Going Deeper: Neural Computation

What we’ve seen
- Basic building blocks: vectors, matrices, tensors
- Linear layers and activation functions
- Simple architectures (MLPs)
- Gradient descent as learning mechanism
What we haven’t seen
- Deep networks with many layers
- CNNs, RNNs, Transformers
- Backpropagation internals
- Advanced optimizers (Adam, etc.)

We’ve studied the fundamental building blocks, but haven’t explored:

Deep networks with many hidden layers that can represent more complex computations but require additional training techniques
Specialized architectures: CNNs (for spatial/temporal data), RNNs (adding memory), and Transformers (incorporating information through queries)
The internal workings of backpropagation (which applies the chain rule of calculus)
Optimizers beyond SGD, like Adam, which adaptively adjusts learning rates based on parameter update history

In the broader context, image classification networks use the same basic structure but add convolutional layers for efficient pattern extraction. Large language models store information in multilayer perceptrons similar to what we’ve studied, but add attention mechanisms allowing word context to shape processing.

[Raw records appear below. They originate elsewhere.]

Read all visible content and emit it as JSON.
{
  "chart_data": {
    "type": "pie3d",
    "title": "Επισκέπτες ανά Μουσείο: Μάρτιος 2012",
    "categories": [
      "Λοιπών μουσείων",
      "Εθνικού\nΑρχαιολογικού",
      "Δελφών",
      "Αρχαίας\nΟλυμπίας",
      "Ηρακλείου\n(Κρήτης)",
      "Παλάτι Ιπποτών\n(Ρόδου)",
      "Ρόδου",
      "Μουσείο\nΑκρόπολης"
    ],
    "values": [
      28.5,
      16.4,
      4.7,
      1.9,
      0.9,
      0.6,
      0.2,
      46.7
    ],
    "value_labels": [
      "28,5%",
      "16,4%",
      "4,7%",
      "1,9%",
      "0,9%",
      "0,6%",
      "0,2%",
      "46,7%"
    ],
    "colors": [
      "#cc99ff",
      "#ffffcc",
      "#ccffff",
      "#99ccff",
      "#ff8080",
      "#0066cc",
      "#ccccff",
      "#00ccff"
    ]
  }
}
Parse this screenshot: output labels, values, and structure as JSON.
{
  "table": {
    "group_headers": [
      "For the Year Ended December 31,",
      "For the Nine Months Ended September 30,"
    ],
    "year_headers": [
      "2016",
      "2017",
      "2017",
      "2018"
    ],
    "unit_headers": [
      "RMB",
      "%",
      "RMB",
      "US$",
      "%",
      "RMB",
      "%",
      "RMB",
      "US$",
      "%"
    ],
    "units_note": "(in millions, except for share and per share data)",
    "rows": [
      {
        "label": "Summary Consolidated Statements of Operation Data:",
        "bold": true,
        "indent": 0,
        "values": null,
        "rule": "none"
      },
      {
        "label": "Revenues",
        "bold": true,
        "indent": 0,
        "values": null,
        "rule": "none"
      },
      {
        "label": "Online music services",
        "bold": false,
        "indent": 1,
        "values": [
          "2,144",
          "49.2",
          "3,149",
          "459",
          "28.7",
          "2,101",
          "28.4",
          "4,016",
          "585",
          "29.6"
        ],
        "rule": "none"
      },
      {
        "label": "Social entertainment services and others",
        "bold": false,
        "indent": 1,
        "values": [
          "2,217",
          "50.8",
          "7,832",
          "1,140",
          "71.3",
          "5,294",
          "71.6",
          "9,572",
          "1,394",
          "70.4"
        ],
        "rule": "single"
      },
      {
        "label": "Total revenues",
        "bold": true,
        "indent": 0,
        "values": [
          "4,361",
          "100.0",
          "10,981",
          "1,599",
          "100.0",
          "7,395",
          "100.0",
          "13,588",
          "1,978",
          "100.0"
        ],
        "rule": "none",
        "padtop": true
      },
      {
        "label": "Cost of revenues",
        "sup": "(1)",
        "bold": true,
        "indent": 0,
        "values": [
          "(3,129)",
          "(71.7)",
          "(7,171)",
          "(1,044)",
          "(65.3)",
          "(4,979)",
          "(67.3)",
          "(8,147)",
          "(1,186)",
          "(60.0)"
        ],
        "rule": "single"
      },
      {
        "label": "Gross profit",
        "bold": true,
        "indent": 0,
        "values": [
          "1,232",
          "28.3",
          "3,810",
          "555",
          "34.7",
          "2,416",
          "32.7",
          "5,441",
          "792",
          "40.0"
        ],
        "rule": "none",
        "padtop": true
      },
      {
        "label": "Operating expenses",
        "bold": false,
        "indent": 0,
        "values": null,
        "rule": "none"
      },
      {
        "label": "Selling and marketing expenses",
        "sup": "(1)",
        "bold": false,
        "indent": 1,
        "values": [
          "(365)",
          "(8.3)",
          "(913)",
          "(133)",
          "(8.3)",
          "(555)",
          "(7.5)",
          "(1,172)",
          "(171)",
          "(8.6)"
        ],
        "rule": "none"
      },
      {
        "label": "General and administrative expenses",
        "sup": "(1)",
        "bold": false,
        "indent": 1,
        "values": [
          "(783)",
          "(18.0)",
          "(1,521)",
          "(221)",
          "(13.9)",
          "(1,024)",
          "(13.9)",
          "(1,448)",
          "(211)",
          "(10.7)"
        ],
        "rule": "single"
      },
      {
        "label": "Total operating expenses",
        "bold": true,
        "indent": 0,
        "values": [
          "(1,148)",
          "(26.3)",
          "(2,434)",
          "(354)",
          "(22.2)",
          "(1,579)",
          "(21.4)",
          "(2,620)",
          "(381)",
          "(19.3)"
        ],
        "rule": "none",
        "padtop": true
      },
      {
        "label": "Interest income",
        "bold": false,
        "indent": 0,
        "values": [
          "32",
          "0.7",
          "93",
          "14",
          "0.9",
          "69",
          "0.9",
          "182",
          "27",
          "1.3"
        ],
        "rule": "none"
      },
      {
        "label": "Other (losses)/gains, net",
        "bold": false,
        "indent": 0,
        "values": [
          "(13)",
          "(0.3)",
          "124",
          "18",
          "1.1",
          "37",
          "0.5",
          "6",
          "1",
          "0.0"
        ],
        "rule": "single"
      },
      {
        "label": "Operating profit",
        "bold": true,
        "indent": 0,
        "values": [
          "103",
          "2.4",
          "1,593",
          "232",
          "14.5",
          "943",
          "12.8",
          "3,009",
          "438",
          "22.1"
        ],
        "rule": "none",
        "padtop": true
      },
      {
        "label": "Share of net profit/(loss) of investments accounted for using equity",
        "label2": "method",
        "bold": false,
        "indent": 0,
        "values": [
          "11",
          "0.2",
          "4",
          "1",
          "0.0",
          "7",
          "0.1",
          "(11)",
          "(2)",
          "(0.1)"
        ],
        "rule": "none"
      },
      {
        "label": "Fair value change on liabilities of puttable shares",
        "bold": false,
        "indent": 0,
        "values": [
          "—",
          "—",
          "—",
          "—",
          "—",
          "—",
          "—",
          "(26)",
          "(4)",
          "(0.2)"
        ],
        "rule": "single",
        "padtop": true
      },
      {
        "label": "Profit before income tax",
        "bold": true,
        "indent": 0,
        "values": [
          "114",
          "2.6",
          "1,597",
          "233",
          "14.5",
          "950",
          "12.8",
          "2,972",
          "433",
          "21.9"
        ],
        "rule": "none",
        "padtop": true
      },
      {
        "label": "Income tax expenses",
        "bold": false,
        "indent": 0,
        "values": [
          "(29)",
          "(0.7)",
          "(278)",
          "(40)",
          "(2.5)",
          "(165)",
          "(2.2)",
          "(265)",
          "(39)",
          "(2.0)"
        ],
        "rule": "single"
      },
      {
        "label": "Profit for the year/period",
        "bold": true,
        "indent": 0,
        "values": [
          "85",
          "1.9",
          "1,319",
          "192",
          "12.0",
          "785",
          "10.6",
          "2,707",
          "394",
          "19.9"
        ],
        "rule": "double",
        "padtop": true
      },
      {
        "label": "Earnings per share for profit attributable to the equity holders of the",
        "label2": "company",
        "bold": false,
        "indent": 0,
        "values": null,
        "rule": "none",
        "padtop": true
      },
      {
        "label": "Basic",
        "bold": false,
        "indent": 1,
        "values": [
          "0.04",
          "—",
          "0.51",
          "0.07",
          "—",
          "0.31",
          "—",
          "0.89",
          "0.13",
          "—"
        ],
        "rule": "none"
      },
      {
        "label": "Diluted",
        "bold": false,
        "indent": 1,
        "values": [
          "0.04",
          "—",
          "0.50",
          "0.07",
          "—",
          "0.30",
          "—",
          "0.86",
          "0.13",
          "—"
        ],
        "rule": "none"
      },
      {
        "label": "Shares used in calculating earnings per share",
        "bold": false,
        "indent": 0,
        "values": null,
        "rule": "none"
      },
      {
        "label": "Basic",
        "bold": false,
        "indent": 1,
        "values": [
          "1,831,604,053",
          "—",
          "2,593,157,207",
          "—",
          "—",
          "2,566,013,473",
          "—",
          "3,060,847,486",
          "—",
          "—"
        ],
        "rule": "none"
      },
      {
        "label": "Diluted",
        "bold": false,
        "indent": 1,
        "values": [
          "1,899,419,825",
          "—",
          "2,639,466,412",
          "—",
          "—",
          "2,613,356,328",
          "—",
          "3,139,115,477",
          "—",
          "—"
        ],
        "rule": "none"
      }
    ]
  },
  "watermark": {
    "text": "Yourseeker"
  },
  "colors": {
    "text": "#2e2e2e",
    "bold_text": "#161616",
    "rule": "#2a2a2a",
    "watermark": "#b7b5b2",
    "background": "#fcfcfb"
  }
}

Ultimately, an LLM is a sophisticated classifier predicting the next token in a sequence.

Going Deeper: ML Systems

What we’ve seen
- Classification and regression tasks
- Input transformations and batching
- Performance metrics and evaluation
- Hyperparameter tuning
What we haven’t seen
- Scaling models and abstractions to LLMs
- Commercial APIs for embeddings
- Converting real-world problems to ML tasks

Going Deeper: Learning Machines

What we’ve seen
- Basic supervised and unsupervised approaches
- Generalization concepts
- Error analysis and debugging
What we haven’t seen
- Self-supervised learning
- Training at massive scale
- RLHF for generative models
- Scale as regularization

Going Deeper: Context & Implications

Questions we’ve explored
- AI capabilities vs. appropriate uses
- Evaluation beyond metrics
- Ethical considerations and impacts
Questions we’ll continue exploring
- How AI systems align with human values
- Navigating benefits and risks in deployment
- Cultivating wisdom in technological development

Connections: Modern AI Systems

Image classifiers
- Same basic structure as our simple networks
- Addition of convolutional layers for pattern extraction
- Hierarchical feature learning
Large Language Models
- At core: fancy classifier over next token
- Feature extractors + linear/softmax layers
- Addition of attention mechanisms for context
- Self-supervised learning at massive scale

Looking Forward to CS 376

Models for structured objects
- Images, text, multimodal inputs
Advanced architectures
- CNN, RNN, Transformers
Agent-based approaches
- Advanced use of LLMs
- Reinforcement learning for language/agents
- Tool use and planning

This Course: Reflecting Together

We’ve prototyped education in an AI-pervasive world
What worked? What didn’t?
What did you appreciate?
How might we think about the value of learning communities?